A Unified Optimization for Resilient Dynamic Event-Triggering Consensus Under Denial of Service

• Published in: IEEE transactions on cybernetics Vol. 52; no. 5; pp. 2872 - 2884
• Main Authors: Amini, Amir, Asif, Amir, Mohammadi, Arash
• Format: Journal Article
• Language: English
• Published: United States IEEE 01.05.2022; The Institute of Electrical and Electronics Engineers, Inc. (IEEE)

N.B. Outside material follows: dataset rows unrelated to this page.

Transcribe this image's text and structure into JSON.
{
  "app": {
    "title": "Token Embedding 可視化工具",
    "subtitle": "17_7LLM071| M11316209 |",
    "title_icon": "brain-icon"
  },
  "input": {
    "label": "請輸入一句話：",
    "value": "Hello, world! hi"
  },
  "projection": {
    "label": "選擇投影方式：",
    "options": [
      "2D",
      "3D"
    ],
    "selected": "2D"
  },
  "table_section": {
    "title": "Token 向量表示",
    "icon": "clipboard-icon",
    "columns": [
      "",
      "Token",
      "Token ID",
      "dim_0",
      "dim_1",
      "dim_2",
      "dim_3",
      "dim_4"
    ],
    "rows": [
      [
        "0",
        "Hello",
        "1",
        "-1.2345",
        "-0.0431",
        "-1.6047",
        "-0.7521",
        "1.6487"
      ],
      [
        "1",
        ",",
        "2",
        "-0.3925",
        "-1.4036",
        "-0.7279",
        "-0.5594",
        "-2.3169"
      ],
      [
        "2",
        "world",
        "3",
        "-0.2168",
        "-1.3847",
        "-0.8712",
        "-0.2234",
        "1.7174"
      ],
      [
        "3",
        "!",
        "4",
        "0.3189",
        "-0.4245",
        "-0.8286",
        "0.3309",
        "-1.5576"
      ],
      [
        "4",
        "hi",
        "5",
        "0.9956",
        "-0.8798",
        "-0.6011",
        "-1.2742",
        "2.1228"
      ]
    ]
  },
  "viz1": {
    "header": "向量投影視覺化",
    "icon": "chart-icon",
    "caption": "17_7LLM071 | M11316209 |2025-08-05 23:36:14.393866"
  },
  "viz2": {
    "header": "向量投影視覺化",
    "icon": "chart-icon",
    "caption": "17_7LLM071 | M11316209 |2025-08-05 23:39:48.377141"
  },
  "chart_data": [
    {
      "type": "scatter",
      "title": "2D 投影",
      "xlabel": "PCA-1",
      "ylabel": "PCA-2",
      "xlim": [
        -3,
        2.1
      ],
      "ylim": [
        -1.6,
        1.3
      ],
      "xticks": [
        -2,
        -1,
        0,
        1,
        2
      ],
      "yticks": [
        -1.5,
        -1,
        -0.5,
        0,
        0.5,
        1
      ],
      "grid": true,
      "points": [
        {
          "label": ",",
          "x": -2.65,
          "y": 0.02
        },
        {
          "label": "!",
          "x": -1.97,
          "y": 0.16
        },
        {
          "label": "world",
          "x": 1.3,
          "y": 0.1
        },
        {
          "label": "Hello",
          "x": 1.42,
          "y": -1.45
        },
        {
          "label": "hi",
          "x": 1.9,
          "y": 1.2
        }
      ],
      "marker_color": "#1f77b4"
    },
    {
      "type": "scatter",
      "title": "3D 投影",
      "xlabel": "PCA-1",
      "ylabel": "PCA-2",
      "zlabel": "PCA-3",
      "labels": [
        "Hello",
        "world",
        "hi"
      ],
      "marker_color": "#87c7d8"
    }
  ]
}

• Subjects: Co-design; Consensus; Convergence; Convexity; Denial of service attacks; denial-of-service (DoS) attack; dynamic event triggering (DET); Estimation; Exact solutions; Mathematical analysis; Multiagent systems; multiagent systems (MASs); Optimization; Protocols; Resilience; Symmetric matrices; Upper bound; Upper bounds; Vehicle dynamics
• ISSN: 2168-2267; 2168-2275; 2168-2275
• DOI: 10.1109/TCYB.2020.3022568

This article proposes a resilient framework for optimized consensus using a dynamic event-triggering (DET) scheme, where the multiagent system (MAS) is subject to denial-of-service (DoS) attacks. When initiated by an adversary, DoS blocks the local and neighboring communication channels in the network. A distributed DET scheme is utilized to limit transmissions between the neighboring agents. A novel convex optimization approach is proposed that simultaneously co-designs all unknown control and DET parameters. The optimization is based on the weighted sum approach and increases the interevent interval for a predefined consensus convergence rate. In the presence of DoS, the proposed co-design framework is beneficial in two ways: 1) the desired level of resilience to DoS is included as a given (desired) input and 2) the upper bound for guaranteed resilience associated with the proposed co-design approach is less conservative (larger) compared to those obtained from other analytical solutions. A structured tradeoff between relevant features of the MAS, namely, the consensus convergence rate, frequency of event triggerings, and level of resilience to DoS attacks, is established. Simulations based on nonholonomic mobile robots quantify the effectiveness of the proposed implementation.